Commodities struggled after fears of weaker demand pushed them to multi-year lows overnight. Adding to the gloom, commodity trader Glencore's Hong Kong-listed shares were around 28-percent lower on Tuesday, after its London-listed stock plunged on debt worries a day earlier.

MSCI's broadest index of Asia-Pacific shares outside Japan slumped 2.2 percent, touching its lowest levels since June 2012 and extending early declines after Chinese shares opened lower.

China's blue-chip CSI300 index and the Shanghai Composite Index were both down 1.8 percent.
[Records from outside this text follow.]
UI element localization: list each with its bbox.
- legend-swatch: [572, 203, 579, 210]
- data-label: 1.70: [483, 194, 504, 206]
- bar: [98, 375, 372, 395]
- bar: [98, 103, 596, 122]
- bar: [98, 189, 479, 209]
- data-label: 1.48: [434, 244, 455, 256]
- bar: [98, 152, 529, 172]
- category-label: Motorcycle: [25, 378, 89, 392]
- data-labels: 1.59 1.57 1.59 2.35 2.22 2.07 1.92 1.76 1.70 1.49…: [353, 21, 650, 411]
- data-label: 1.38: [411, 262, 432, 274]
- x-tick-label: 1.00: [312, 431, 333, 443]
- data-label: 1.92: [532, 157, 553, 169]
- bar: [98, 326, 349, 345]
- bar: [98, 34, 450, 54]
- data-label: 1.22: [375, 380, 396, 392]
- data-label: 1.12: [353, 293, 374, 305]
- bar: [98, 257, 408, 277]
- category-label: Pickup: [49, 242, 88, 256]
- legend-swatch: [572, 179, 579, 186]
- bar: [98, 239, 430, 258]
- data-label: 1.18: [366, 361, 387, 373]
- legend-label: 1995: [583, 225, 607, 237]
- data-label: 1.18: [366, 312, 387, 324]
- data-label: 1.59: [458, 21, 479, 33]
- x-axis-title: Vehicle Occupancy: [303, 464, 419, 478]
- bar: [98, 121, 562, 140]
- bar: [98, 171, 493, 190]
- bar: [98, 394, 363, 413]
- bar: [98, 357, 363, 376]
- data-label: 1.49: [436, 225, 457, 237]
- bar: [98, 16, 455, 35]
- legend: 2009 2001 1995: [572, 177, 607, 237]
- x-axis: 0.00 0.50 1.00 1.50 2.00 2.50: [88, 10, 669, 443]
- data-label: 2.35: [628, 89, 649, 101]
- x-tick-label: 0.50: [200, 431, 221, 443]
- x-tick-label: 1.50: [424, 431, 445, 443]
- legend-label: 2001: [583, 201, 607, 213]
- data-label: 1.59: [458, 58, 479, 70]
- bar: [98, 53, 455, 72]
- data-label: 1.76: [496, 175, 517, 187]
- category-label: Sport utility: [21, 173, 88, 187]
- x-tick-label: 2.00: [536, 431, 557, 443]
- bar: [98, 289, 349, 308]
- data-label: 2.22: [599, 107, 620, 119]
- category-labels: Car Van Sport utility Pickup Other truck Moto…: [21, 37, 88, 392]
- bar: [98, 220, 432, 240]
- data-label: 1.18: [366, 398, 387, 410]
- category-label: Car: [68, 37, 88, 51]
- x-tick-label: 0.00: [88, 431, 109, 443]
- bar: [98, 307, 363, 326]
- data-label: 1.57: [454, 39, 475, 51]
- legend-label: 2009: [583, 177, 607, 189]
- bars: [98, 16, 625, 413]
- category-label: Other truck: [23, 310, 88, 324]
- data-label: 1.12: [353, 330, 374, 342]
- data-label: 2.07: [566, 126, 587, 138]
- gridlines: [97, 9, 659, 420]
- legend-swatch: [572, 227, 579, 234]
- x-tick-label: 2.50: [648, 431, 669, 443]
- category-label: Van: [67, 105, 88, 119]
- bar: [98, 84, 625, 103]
Japan's Nikkei stock index tumbled 2.8 percent to 8-month lows.

“There is a lot of red in Asian equity markets at the moment,” said Martin King, co-managing director at Tyton Capital Advisors.

“Disappointing industrial profits in China continue to bolster concerns about growth and many investors are taking profits from the Nikkei and sitting in cash and alternatives, or repatriating capital to western markets in a perceived flight to quality.”
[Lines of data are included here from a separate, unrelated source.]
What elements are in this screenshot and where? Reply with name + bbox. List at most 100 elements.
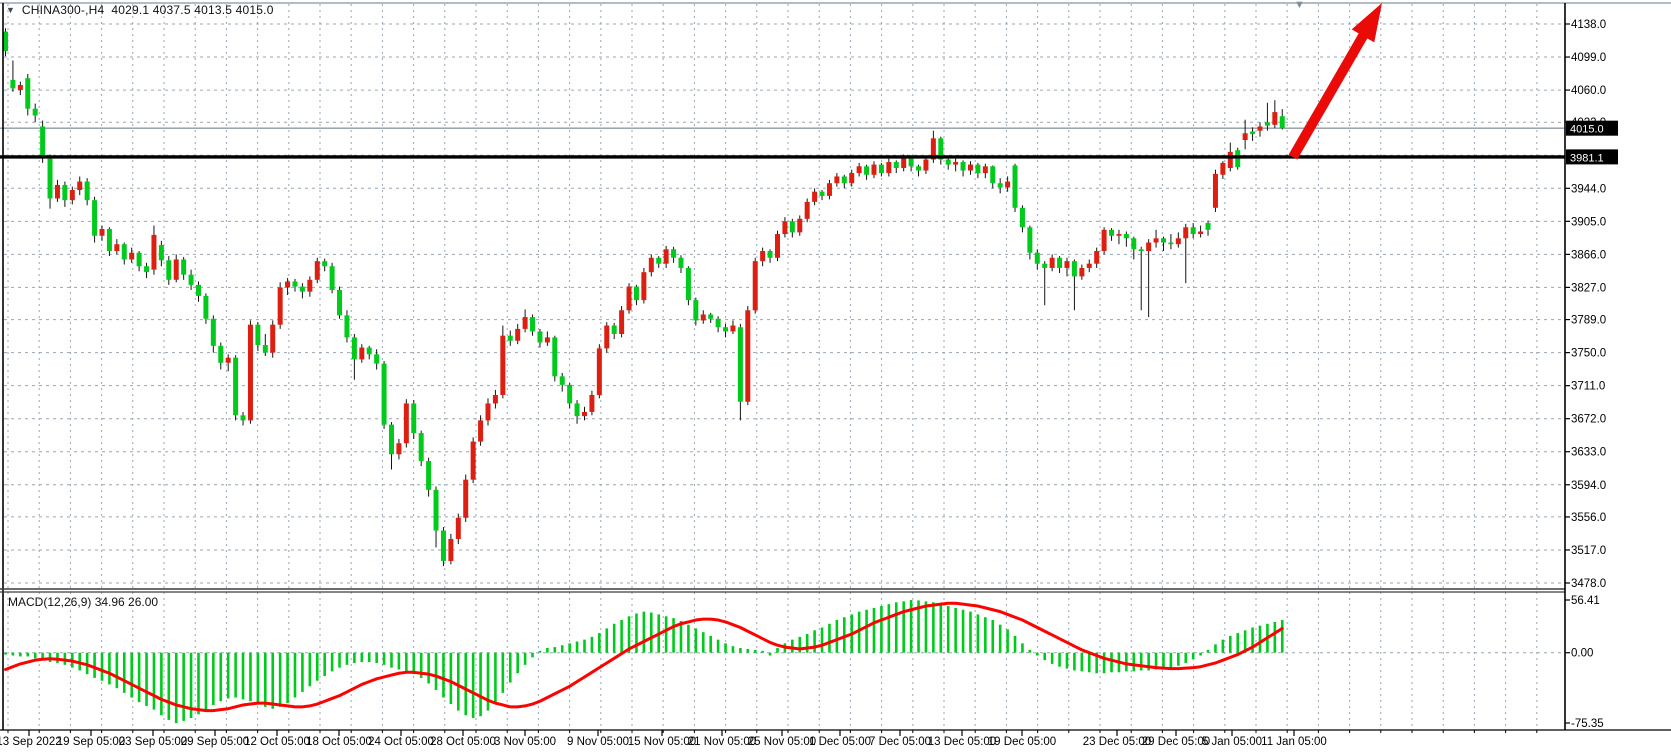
candle-bearish[interactable] xyxy=(3,31,8,52)
candle-bearish[interactable] xyxy=(990,166,996,184)
candle-bearish[interactable] xyxy=(218,345,224,363)
candle-bullish[interactable] xyxy=(1198,231,1204,235)
candle-bearish[interactable] xyxy=(1138,249,1144,251)
candle-bearish[interactable] xyxy=(25,78,31,109)
candle-bullish[interactable] xyxy=(1101,229,1107,251)
candle-bearish[interactable] xyxy=(240,415,246,421)
candle-bearish[interactable] xyxy=(708,314,714,319)
candle-bearish[interactable] xyxy=(136,252,142,267)
candle-bullish[interactable] xyxy=(54,184,60,199)
candle-bullish[interactable] xyxy=(849,173,855,184)
candle-bearish[interactable] xyxy=(121,244,127,260)
candle-bullish[interactable] xyxy=(492,394,498,404)
candle-bearish[interactable] xyxy=(559,376,565,385)
candle-bullish[interactable] xyxy=(804,201,810,219)
candle-bullish[interactable] xyxy=(1175,238,1181,245)
candle-bearish[interactable] xyxy=(723,327,729,332)
candle-bullish[interactable] xyxy=(1146,242,1152,251)
candle-bullish[interactable] xyxy=(626,286,632,311)
candle-bearish[interactable] xyxy=(789,221,795,233)
candle-bearish[interactable] xyxy=(671,249,677,258)
candle-bullish[interactable] xyxy=(17,84,23,91)
candle-bearish[interactable] xyxy=(975,164,981,174)
candle-bullish[interactable] xyxy=(730,325,736,332)
candle-bearish[interactable] xyxy=(181,259,187,275)
candle-bullish[interactable] xyxy=(500,335,506,395)
candle-bearish[interactable] xyxy=(106,228,112,251)
candle-bullish[interactable] xyxy=(77,181,83,191)
candle-bullish[interactable] xyxy=(663,249,669,264)
candle-bullish[interactable] xyxy=(544,337,550,343)
candle-bearish[interactable] xyxy=(1160,238,1166,243)
candle-bearish[interactable] xyxy=(329,266,335,290)
candle-bearish[interactable] xyxy=(433,489,439,531)
candle-bearish[interactable] xyxy=(552,337,558,377)
candle-bullish[interactable] xyxy=(923,159,929,171)
candle-bullish[interactable] xyxy=(270,324,276,353)
candle-bearish[interactable] xyxy=(32,108,38,116)
candle-bearish[interactable] xyxy=(351,337,357,360)
candle-bearish[interactable] xyxy=(1190,227,1196,235)
candle-bullish[interactable] xyxy=(812,191,818,202)
candle-bearish[interactable] xyxy=(1250,131,1256,135)
candle-bullish[interactable] xyxy=(247,324,253,421)
candle-bearish[interactable] xyxy=(819,191,825,196)
candle-bullish[interactable] xyxy=(604,325,610,349)
candle-bullish[interactable] xyxy=(871,164,877,175)
candle-bullish[interactable] xyxy=(1220,162,1226,175)
candle-bullish[interactable] xyxy=(982,166,988,174)
candle-bullish[interactable] xyxy=(448,538,454,561)
candle-bullish[interactable] xyxy=(285,281,291,288)
candle-bullish[interactable] xyxy=(1064,261,1070,268)
candle-bullish[interactable] xyxy=(700,314,706,321)
candle-bullish[interactable] xyxy=(619,310,625,334)
candle-bullish[interactable] xyxy=(1116,234,1122,236)
candle-bullish[interactable] xyxy=(826,183,832,196)
candle-bearish[interactable] xyxy=(693,300,699,321)
candle-bearish[interactable] xyxy=(418,433,424,462)
candle-bearish[interactable] xyxy=(1012,165,1018,208)
candle-bearish[interactable] xyxy=(633,286,639,301)
candle-bearish[interactable] xyxy=(908,157,914,167)
candle-bullish[interactable] xyxy=(225,357,231,363)
candle-bullish[interactable] xyxy=(1005,181,1011,188)
candle-bearish[interactable] xyxy=(960,162,966,171)
candle-bearish[interactable] xyxy=(916,166,922,171)
candle-bullish[interactable] xyxy=(522,317,528,329)
candle-bullish[interactable] xyxy=(1227,151,1233,168)
candle-bearish[interactable] xyxy=(337,289,343,316)
candle-bullish[interactable] xyxy=(886,162,892,174)
candle-bullish[interactable] xyxy=(797,218,803,233)
candle-bearish[interactable] xyxy=(166,260,172,280)
candle-bearish[interactable] xyxy=(685,267,691,301)
candle-bullish[interactable] xyxy=(470,441,476,480)
candle-bearish[interactable] xyxy=(195,284,201,296)
candle-bearish[interactable] xyxy=(158,245,164,261)
candle-bearish[interactable] xyxy=(40,126,46,157)
candle-bullish[interactable] xyxy=(856,166,862,174)
candle-bullish[interactable] xyxy=(752,261,758,311)
candle-bullish[interactable] xyxy=(455,517,461,539)
candle-bullish[interactable] xyxy=(314,261,320,280)
candle-bearish[interactable] xyxy=(10,79,16,89)
candle-bearish[interactable] xyxy=(567,384,573,404)
candle-bearish[interactable] xyxy=(255,324,261,346)
candle-bearish[interactable] xyxy=(1019,207,1025,228)
candle-bullish[interactable] xyxy=(277,287,283,325)
trend-arrow-shaft[interactable] xyxy=(1288,28,1371,160)
candle-bearish[interactable] xyxy=(411,403,417,434)
candle-bearish[interactable] xyxy=(678,257,684,268)
candle-bearish[interactable] xyxy=(997,183,1003,188)
candle-bearish[interactable] xyxy=(1123,234,1129,239)
candle-bullish[interactable] xyxy=(782,221,788,235)
candle-bullish[interactable] xyxy=(478,420,484,442)
candle-bearish[interactable] xyxy=(656,257,662,264)
candle-bearish[interactable] xyxy=(92,200,98,236)
candle-bearish[interactable] xyxy=(1131,238,1137,250)
candle-bullish[interactable] xyxy=(901,157,907,168)
candle-bearish[interactable] xyxy=(188,274,194,285)
candle-bearish[interactable] xyxy=(292,281,298,287)
candle-bullish[interactable] xyxy=(760,250,766,262)
candle-bullish[interactable] xyxy=(1086,263,1092,268)
candle-bullish[interactable] xyxy=(1212,173,1218,208)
Chinese industrial companies' profits fell at their fastest rate in four years, official data showed on Monday, sparking fresh fears about the strength of that country's economy ahead the final reading of China's Caixin Purchasing Managers' Index on Thursday.

On Wall Street on Monday, major indexes all closed sharply down. The S&P 500 index hit a one-month low on bullish US consumer spending data in August as it raised concerns the Federal Reserve could hike rates at a time of slackening global growth.

The Fed held off from raising interest rates at its meeting earlier this month, citing worries about the global economy, particularly China.

But New York Fed President William Dudley said the central bank remains on track for a likely rate hike this year and could move as soon as next month.

John Williams, head of the San Francisco Fed, also signalled support for an interest rate hike this year, though Chicago Fed chief Charles Evans sounded a far more dovish tone.

“Markets have heard such talk before and with equities under pressure, it was hard to take rate hike talk seriously,” Sean Callow, senior currency strategist at Westpac in Sydney, said in a note to clients on Tuesday.

US non-farm payrolls on Friday could add more clarity to the timing of a US policy move, and prop up the sagging greenback.

For now, lower U.S. Treasury yields continued to pressure the dollar, as investors sought the safety of fixed-income assets.

The yield on the benchmark US 10-year note stood at 2.084 percent, below its US close of 2.095 percent on Monday.

The dollar was down about 0.2 percent against its Japanese counterpart at 119.70 yen, well below Friday's high of 121.24. The euro slipped about 0.1 percent to 134.68 yen .

The euro edged up about 0.1 percent to $1.1252, pulling further away from a low of $1.1116 touched on Friday. On Wednesday, a flash estimate of annual euro zone inflation is expected to show a zero reading in September, according to a Reuters poll.

The dollar index slipped about 0.1 percent to 95.905, extending the previous session's 0.4 percent drop.

Crude oil futures steadied after plunging nearly 3 percent overnight as the downbeat Chinese data fuelled fears about global demand.

US crude was up about 0.1 percent at $44.46 a barrel, while Brent was flat at $47.34.